Urine cytology, as a diagnosis method, has a reasonable sensitivity for the detection of high-grade urothelial carcinoma (UC); however, it is less sensitive for detecting low-grade tumors (31).

LBC have been regarded as an alternative to conventional cytology for the primary screening of BCa owing to its practical advantages, with variable circumstances. The advantages of LBC include: samples have a ‘cleaner’ background, devoid of blood, mucus and inflammatory cells; LBC uses automated and standardized processing techniques that produces the homogenous distribution and efficient fixation of cells; and the residual biological material can be used for immunohistochemical or other special analyses (32–34). Several previous reports have demonstrated that LBC is superior to conventional cytology for the identification of BCa (11,35,36). LBC has a sensitivity and specificity >90% in non-gynecological specimens (12). The present study revealed LBC had a sensitivity of 77.8% and specificity of 97.2%.

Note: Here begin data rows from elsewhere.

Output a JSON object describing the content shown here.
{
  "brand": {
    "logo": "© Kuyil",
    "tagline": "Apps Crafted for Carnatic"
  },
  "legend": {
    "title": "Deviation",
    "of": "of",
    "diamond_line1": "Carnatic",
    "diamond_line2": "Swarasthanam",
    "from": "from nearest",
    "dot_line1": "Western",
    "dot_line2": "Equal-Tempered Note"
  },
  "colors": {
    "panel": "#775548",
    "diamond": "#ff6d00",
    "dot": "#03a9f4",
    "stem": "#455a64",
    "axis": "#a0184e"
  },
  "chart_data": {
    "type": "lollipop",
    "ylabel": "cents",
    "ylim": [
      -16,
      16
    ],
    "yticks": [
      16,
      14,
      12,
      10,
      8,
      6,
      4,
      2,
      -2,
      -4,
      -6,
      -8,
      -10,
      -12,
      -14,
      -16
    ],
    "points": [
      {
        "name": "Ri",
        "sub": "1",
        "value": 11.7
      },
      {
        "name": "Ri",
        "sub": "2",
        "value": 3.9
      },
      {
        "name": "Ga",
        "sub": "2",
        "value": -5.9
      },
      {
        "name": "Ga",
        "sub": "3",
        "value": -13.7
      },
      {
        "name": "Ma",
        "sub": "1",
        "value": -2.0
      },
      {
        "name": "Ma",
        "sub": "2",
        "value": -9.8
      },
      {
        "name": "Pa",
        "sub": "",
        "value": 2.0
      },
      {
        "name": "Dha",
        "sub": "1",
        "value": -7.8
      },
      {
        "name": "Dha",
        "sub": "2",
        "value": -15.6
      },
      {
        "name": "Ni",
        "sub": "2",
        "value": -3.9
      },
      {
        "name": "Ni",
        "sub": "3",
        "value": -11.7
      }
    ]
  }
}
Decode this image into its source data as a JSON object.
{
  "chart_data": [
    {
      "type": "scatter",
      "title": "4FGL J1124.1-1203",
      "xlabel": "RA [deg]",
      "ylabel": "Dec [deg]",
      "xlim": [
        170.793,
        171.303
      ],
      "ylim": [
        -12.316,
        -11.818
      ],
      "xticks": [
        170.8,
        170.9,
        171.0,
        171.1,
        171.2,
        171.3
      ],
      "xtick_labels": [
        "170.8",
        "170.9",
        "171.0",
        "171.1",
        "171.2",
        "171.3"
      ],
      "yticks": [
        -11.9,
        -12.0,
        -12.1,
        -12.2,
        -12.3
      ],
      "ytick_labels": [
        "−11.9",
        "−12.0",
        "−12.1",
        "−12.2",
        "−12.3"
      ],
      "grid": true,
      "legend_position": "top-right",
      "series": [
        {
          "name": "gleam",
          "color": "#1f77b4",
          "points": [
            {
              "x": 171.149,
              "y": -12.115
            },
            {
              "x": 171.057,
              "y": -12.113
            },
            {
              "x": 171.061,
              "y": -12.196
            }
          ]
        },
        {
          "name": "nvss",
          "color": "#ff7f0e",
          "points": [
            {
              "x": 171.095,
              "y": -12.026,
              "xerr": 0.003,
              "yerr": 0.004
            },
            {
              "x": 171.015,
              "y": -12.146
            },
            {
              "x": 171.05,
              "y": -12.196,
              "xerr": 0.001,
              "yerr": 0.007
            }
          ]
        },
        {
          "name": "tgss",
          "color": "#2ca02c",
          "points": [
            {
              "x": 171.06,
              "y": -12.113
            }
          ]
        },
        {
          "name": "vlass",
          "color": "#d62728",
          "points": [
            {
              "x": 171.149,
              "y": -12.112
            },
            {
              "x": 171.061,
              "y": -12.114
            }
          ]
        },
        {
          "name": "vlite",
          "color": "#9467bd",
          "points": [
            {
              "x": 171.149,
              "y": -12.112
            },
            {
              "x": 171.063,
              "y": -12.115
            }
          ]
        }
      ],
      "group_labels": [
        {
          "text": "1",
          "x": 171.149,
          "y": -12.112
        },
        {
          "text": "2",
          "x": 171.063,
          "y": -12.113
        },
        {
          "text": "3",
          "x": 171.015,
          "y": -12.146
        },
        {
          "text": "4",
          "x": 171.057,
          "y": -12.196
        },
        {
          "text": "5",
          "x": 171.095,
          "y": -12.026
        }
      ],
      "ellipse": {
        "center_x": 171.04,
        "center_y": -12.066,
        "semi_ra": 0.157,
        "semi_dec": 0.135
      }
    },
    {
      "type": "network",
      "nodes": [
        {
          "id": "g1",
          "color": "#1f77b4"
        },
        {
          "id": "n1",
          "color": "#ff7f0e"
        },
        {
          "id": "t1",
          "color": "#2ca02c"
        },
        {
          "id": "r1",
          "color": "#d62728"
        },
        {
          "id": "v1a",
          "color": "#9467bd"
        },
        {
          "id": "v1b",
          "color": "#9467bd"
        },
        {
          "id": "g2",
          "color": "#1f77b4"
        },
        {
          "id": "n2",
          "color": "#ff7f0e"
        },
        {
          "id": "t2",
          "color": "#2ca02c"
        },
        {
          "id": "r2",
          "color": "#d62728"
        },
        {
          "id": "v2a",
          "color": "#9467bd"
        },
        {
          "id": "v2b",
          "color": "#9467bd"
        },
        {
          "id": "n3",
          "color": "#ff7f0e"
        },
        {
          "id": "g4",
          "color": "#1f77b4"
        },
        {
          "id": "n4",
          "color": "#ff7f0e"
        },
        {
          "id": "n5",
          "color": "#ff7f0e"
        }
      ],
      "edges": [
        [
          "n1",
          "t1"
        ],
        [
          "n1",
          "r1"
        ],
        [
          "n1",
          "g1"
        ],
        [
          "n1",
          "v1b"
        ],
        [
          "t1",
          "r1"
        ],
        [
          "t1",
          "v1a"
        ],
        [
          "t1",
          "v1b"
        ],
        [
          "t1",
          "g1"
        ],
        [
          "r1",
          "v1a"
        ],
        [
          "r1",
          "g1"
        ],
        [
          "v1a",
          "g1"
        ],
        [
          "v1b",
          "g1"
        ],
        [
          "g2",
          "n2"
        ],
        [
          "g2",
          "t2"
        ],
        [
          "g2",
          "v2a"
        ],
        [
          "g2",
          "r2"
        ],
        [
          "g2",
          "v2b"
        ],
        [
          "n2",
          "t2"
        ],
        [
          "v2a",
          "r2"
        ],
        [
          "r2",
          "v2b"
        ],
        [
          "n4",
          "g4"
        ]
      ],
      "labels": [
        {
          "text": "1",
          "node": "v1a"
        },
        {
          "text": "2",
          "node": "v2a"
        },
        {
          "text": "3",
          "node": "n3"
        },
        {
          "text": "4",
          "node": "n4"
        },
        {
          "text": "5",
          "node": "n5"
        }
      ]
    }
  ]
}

To the best of our knowledge, the present study is the first to investigate the diagnostic activity of Survivin and LBC in the same patients with BUC. The results indicated that combined use of urine Survivin and LBC test could significantly improve the diagnosis of BUC. In the present study, the efficacy of this combined test was investigated, which exhibited a sensitivity of 91.7%, specificity of 91.7% and accuracy of 91.7%. Compared with the results of the individual tests, the specificity was decreased, but the sensitivity and accuracy improved significantly. More importantly, this method is non-invasive, economical, simple and precise. Therefore, in future LBC could be used in combination with Survivin detection for more accurate results in the diagnosis of BUC. The research discussed in the current study is limited owing to the small number of samples. Further investigation is therefore required, with a study involving a large number of patients.